SIR PETER BOTTOMLEY: Reflections on Martin McGuinness

Horse Guards Parade
Horse Guards Parade

When I served in the Northern Ireland Office as minister for environment and as minister for agriculture, my London office looked out on Horse Guards Parade.

There was a lighter side to those grim days. Just before 11 o’clock one morning, I asked a visitor if they had watched the famous Changing of the Queen’s Life Guard – no.

I rang the private secretary and passed on this news.

Two minutes later, I invited the guest to come to the window.

The New Guard from Hyde Park Barracks wheeled into view, mounted on their groomed horses with the gleaming breastplates for the start of the half hour ceremony.

My visitor thanked me and said: “That was quick.”

On Tuesday an MP who had given his early life to service in the British Army asked my advice before he took part in a radio discussion on the life of Martin McGuinness, former IRA activist and leader and recently deputy first minister in Northern Ireland.

I suggested that there was an obvious comment and a deeper point.

This man had contributed to the peace process and in government had helped through the ups and downs of cooperation with Ian Paisley’s Democratic Unionist Party and others.

Significantly, I pointed out that the history of nationalism in Ireland and later in Northern Ireland was of violent IRA people abandoning murder to put their energy and faith in politics.

Nearly 50 years ago the leaders of the Official IRA were making that transition.

It was after the first time that the Metropolitan Police informed me that an IRA cell in London was gathering information on me that I volunteered to serve as a minister in Northern Ireland; I might at least try to do something that deserved their attention.

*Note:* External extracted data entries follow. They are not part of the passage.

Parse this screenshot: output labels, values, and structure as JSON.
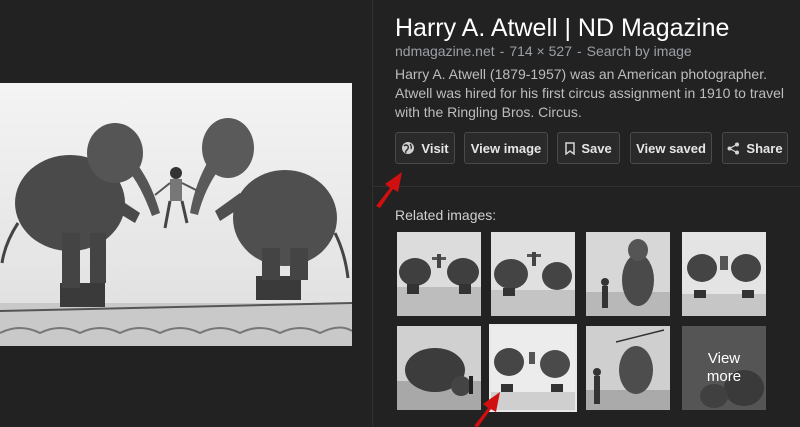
{
  "panel": {
    "title": "Harry A. Atwell | ND Magazine",
    "source": "ndmagazine.net",
    "dimensions": "714 × 527",
    "search_by_image": "Search by image",
    "meta_separator": "-",
    "description": "Harry A. Atwell (1879-1957) was an American photographer. Atwell was hired for his first circus assignment in 1910 to travel with the Ringling Bros. Circus."
  },
  "actions": {
    "visit": "Visit",
    "view_image": "View image",
    "save": "Save",
    "view_saved": "View saved",
    "share": "Share"
  },
  "related": {
    "label": "Related images:",
    "view_more": "View\nmore"
  },
  "icons": [
    "globe-icon",
    "bookmark-icon",
    "share-icon",
    "red-arrow-annotation"
  ],
  "colors": {
    "background": "#222222",
    "button_border": "#4a4a4a",
    "annotation_arrow": "#d01010"
  }
}
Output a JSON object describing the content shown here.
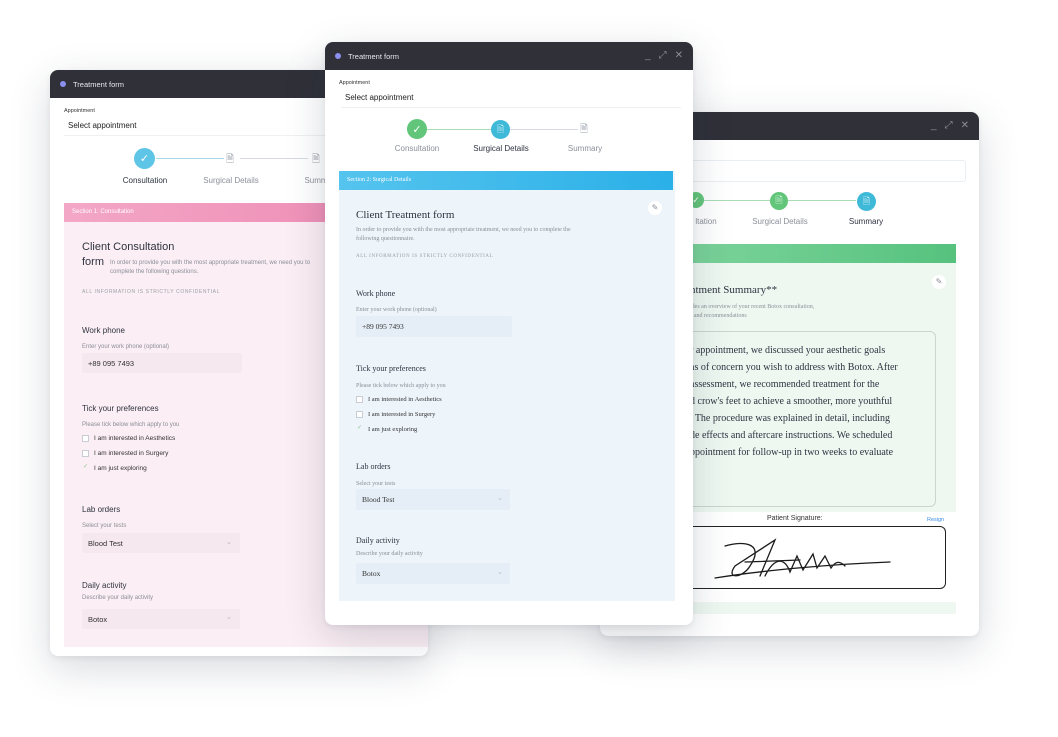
{
  "colors": {
    "pink_band": "#f29abd",
    "blue_band": "#39b8ea",
    "green_band": "#67c98a",
    "step_done": "#5ec5e6",
    "step_green": "#62c67a"
  },
  "left": {
    "title": "Treatment form",
    "appointment_label": "Appointment",
    "appointment_value": "Select appointment",
    "steps": [
      "Consultation",
      "Surgical Details",
      "Summ"
    ],
    "section": "Section 1: Consultation",
    "form_title_1": "Client Consultation",
    "form_title_2": "form",
    "intro": "In order to provide you with the most appropriate treatment, we need you to complete the following questions.",
    "confidential": "ALL INFORMATION IS STRICTLY CONFIDENTIAL",
    "work_phone_label": "Work phone",
    "work_phone_hint": "Enter your work phone (optional)",
    "work_phone_value": "+89 095 7493",
    "prefs_label": "Tick your preferences",
    "prefs_hint": "Please tick below which apply to you",
    "prefs": [
      "I am interested in Aesthetics",
      "I am interested in Surgery",
      "I am just exploring"
    ],
    "lab_label": "Lab orders",
    "lab_hint": "Select your tests",
    "lab_value": "Blood Test",
    "daily_label": "Daily activity",
    "daily_hint": "Describe your daily activity",
    "daily_value": "Botox"
  },
  "center": {
    "title": "Treatment form",
    "appointment_label": "Appointment",
    "appointment_value": "Select appointment",
    "steps": [
      "Consultation",
      "Surgical Details",
      "Summary"
    ],
    "section": "Section 2: Surgical Details",
    "form_title": "Client Treatment form",
    "intro": "In order to provide you with the most appropriate treatment, we need you to complete the following questionnaire.",
    "confidential": "ALL INFORMATION IS STRICTLY CONFIDENTIAL",
    "work_phone_label": "Work phone",
    "work_phone_hint": "Enter your work phone (optional)",
    "work_phone_value": "+89 095 7493",
    "prefs_label": "Tick your preferences",
    "prefs_hint": "Please tick below which apply to you",
    "prefs": [
      "I am interested in Aesthetics",
      "I am interested in Surgery",
      "I am just exploring"
    ],
    "lab_label": "Lab orders",
    "lab_hint": "Select your tests",
    "lab_value": "Blood Test",
    "daily_label": "Daily activity",
    "daily_hint": "Describe your daily activity",
    "daily_value": "Botox"
  },
  "right": {
    "steps": [
      "ltation",
      "Surgical Details",
      "Summary"
    ],
    "summary_title": "ntment Summary**",
    "summary_sub_1": "ides an overview of your recent Botox consultation,",
    "summary_sub_2": "s and recommendations",
    "summary_lines": [
      "r appointment, we discussed your aesthetic goals",
      "as of concern you wish to address with Botox. After",
      "assessment, we recommended treatment for the",
      "d crow's feet to achieve a smoother, more youthful",
      ". The procedure was explained in detail, including",
      "de effects and aftercare instructions. We scheduled",
      "ppointment for follow-up in two weeks to evaluate"
    ],
    "signature_label": "Patient Signature:",
    "resign_label": "Resign"
  }
}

I knew, I still remember, that non-Roman Catholics should be blamed for decades of terrible discrimination in employment, in housing and in politics.

The question was, and in many countries still is, whether persistent violence and whether repression works in the interests of the down trodden and the oppressed.

I say no. I say that we have developed and we should cherish the fact that in this country and in nearly half the countries around the world, counting ballot papers after an election is better than losers being exiled or power changing because of long-lasting civil war.

Previous leaders should be able to continue living in their own country, taking a pension or trying again at the next election.

It is not for me to claim to be better than the kind of politician who rubbishes opponents or who suggests they have no place in public life.

I think it is for me to try to understand why they say what they say and do what they do.

As the peace process made progress, I was asked by a non-violent Irish group to speak at the first meeting to be addressed by Martin McGuinness in the Quakers’ Euston road Meeting House.

After taking advice, I agreed. I was asked if I would shake his hand. Ministers had; victims’ families had; I would.

Approaching the room where he was, my way was rudely blocked by two large sour minders.

They asked me who I was. I said that if they did not know me that was their problem.

I pushed them aside, walked in and was welcomed by Martin McGuinness.

I admire our Queen for writing to his widow.